Donald Trump, candidat à la présidence des États-Unis, a été blessé par un tir lors d’un meeting à Butler, Pennsylvanie. Touché à l’oreille, il a rapidement repris son discours sous les acclamations de ses partisans.

Donald Trump a été la cible d’une tentative d’assassinat lors d’un meeting à Butler, en Pennsylvanie. Alors qu’il venait de commencer son discours, un coup de feu a retenti dans l’assistance. Les agents de sécurité de l’ancien président se sont immédiatement interposés pour le protéger. Trump, malgré une blessure à l’oreille et le visage en sang, s’est relevé en levant le poing et en scandant « Fight ! Fight ! » sous les acclamations de ses partisans criant « USA ! USA ! ».

Évacué par ses agents de sécurité, Donald Trump a été examiné par un médecin sur place. La balle a traversé le haut de son oreille, comme il l’a confirmé sur son réseau social quelques heures après l’incident. Ses jours ne sont pas en danger. « Il est incroyable qu’un tel acte puisse se produire dans notre pays », a-t-il déclaré.
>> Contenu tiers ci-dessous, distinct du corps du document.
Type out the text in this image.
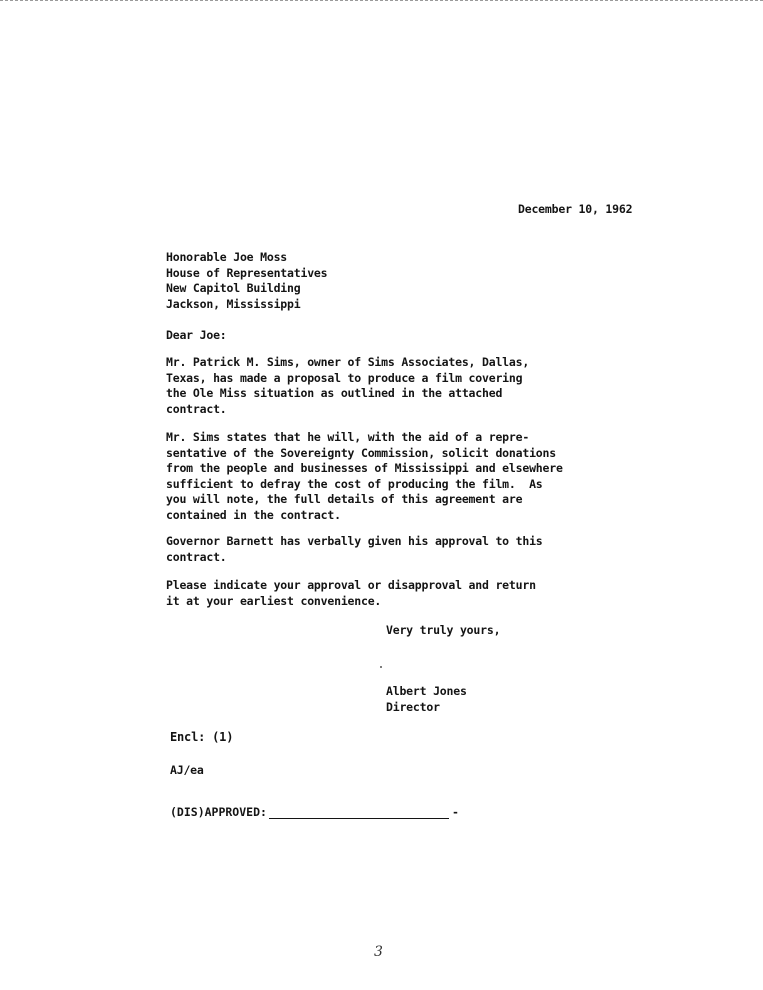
December 10, 1962
Honorable Joe Moss
House of Representatives
New Capitol Building
Jackson, Mississippi
Dear Joe:
Mr. Patrick M. Sims, owner of Sims Associates, Dallas,
Texas, has made a proposal to produce a film covering
the Ole Miss situation as outlined in the attached
contract.
Mr. Sims states that he will, with the aid of a repre-
sentative of the Sovereignty Commission, solicit donations
from the people and businesses of Mississippi and elsewhere
sufficient to defray the cost of producing the film.  As
you will note, the full details of this agreement are
contained in the contract.
Governor Barnett has verbally given his approval to this
contract.
Please indicate your approval or disapproval and return
it at your earliest convenience.
Very truly yours,
Albert Jones
Director
Encl: (1)
AJ/ea
(DIS)APPROVED:	-
3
L’assaillant, identifié par le FBI comme Thomas Matthew Crooks, un jeune homme de 20 ans originaire de Bethel Park, a été tué par les forces de l’ordre. Selon les médias américains, il a tiré depuis un toit à l’extérieur du rassemblement. Un participant au meeting a également été tué et deux autres personnes blessées. Les services secrets américains et le FBI poursuivent leur enquête.

Cet incident a suscité une vague de soutien pour Donald Trump, malgré ses implications judiciaires, notamment l’affaire Stormy Daniels. De nombreuses personnalités, dont Joe Biden, Barack Obama et Elon Musk, ont réagi à cet événement.

Il s’agissait du dernier meeting de Donald Trump avant la convention républicaine, où il doit être officiellement investi candidat du Parti républicain face au président sortant, Joe Biden, pour l’élection de novembre. Trump a assuré qu’il participerait à la convention.